Merito, come ho già detto, di una regia molto curata  che da un lato è capace di guardare al thriller d’autore (la scena dell’omicidio di Griselda, moglie anaffettiva del carnefice, ricorda il Dario Argento dei bei tempi che furono), e dall’altro ha invece l’elegante raffinatezza del cinema d’autore.
Augustin Villaronga è assieme a Nacho Cerdá probabilmente il regista spagnolo più estremo, dotato però al contempo - come il collega - di una tecnica raffinata e coinvolgente che gli consente di scarnificare la mente  umana per sviscerarne i sentimenti  più oscuri, gli istinti più deviati. E’ di conseguenza inevitabile che questa crudezza diretta ed esplicita, metta in una posizione estremamente scomoda lo spettatore che si ritrova spiazzato e “nudo”, a sua volta incapace di “difendersi”, o anche semplicemente di proteggersi.

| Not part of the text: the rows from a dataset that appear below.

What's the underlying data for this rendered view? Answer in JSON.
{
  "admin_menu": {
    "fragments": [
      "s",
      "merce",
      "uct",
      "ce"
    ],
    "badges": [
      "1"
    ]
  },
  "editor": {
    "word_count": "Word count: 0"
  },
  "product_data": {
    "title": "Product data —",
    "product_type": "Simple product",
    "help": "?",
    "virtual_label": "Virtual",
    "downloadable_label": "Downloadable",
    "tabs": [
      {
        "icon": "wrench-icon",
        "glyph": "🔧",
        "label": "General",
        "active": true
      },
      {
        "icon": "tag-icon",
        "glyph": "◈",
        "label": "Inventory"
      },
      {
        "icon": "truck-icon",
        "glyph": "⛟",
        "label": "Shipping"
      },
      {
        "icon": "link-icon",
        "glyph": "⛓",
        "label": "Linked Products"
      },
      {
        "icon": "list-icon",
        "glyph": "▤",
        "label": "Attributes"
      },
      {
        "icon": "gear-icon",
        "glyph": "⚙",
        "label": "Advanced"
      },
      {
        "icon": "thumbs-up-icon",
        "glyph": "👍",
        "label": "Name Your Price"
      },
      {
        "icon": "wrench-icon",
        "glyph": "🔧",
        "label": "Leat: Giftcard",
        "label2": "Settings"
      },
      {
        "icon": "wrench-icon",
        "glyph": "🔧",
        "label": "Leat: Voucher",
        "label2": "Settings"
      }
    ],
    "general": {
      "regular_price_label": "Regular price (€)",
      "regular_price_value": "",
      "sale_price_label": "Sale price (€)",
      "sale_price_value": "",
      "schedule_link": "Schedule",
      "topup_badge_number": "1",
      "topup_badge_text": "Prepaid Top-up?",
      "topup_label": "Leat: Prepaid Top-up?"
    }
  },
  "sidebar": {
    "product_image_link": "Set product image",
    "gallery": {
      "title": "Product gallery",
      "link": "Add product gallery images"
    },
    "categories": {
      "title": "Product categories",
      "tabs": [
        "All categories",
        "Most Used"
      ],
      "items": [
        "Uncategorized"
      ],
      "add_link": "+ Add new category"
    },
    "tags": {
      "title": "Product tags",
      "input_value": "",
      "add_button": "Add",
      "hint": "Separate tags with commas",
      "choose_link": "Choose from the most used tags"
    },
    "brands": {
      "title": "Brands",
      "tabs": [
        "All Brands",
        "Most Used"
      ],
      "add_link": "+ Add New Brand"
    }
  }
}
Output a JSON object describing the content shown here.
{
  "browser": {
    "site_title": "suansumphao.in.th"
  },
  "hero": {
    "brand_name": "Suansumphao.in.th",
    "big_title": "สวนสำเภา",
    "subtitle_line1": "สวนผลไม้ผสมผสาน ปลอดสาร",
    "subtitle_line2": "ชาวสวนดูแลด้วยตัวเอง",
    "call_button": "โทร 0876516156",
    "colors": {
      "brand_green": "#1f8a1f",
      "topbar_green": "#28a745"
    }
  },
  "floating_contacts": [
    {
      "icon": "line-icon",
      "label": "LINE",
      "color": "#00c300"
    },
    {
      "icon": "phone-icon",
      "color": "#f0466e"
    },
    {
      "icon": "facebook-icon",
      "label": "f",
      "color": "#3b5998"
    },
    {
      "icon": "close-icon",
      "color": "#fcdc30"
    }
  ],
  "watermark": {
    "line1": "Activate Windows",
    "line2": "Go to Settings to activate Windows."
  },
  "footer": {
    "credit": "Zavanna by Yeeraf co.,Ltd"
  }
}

Osteggiato da molti proprio per i temi troppo forti (quasi insostenibili) che trattata, paurosamente gelido nel mostrare l’orrore  e il bieco (ma terribilmente umano) sentimento di vendetta, è un film che si è potuto concretizzare in un periodo particolare (e irripetibile) del cinema spagnolo, che dopo l’euforia del post-franchismo, stava scivolando su standard banalmente  commerciali e aveva un estremo bisogno di nuova linfa vitale. Per certi versi, fu dunque l’unico momento adatto, o meglio ancora, il solo possibile: in seguito, dopo i fatti  di pedofilia  di Dutroux  accaduti in Belgio, sarebbe stato certamente inammissibile il  toccare e trattare  con altrettanta forza  argomenti così delicati e talmente ambigui da poter essere facilmente (anche artatamente) fraintesi.

Sulla trama

Klaus è stato un gerarca nazista che ha nutrito e coltivato una insana  passione nell’abusare e nell’uccidere bambini dopo averne abusato.

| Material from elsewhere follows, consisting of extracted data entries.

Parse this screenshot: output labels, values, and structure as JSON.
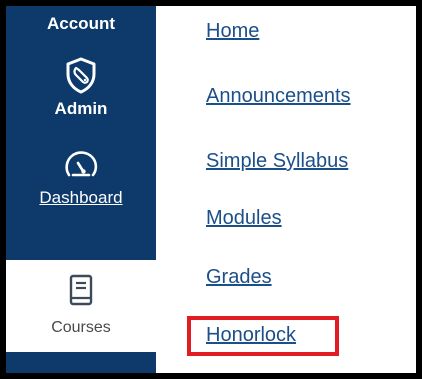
{
  "global_nav": {
    "account": {
      "label": "Account"
    },
    "admin": {
      "label": "Admin",
      "icon": "shield-wrench-icon"
    },
    "dashboard": {
      "label": "Dashboard",
      "icon": "speedometer-icon"
    },
    "courses": {
      "label": "Courses",
      "icon": "book-icon"
    }
  },
  "course_nav": {
    "links": [
      {
        "label": "Home"
      },
      {
        "label": "Announcements"
      },
      {
        "label": "Simple Syllabus"
      },
      {
        "label": "Modules"
      },
      {
        "label": "Grades"
      },
      {
        "label": "Honorlock"
      }
    ],
    "highlighted": "Honorlock"
  },
  "colors": {
    "nav_background": "#0d3a6b",
    "link": "#1b4f8a",
    "highlight_border": "#e31b23",
    "frame_border": "#000000"
  }
}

Nella sua follia, con la guerra agli sgoccioli e la conseguente caduta del Reich, l’uomo deciderà di suicidarsi, ma fallirà nell’intento, restando invece paralizzato in modo tanto grave da dover vivere il resto dei suoi giorni chiuso in un polmone d’acciaio.
La vetrina del titolo rappresenta proprio “quel” polmone d’acciaio.
Ad occuparsi di lui, in una solitaria villa dove la famiglia si è rifugiata per sfuggire al tribunale di guerra, ci sono la moglie Griselda, sua odiosa metà (straordinaria Marisa Paredas che la interpreta) e Rena, la figlioletta adolescente. Questo, finchè non entrerà  in scena un giovane pseudo infermiere, Angelo, che rivelerà a Klaus di essere a conoscenza dei suoi segreti.
La simbiosi che si verrà  a creare fra i due (l’ex carnefice e la vittima) è il tema portante di tutto il film: il vegetale Klaus riuscirà  a rivivere (anche con riluttanza) certe emozioni solo un po’ sopite, proprio grazie ad Angelo, la cui interdipendenza però dal suo carnefice di un tempo, condurrà piano piano alla pazzia e alla perdizione.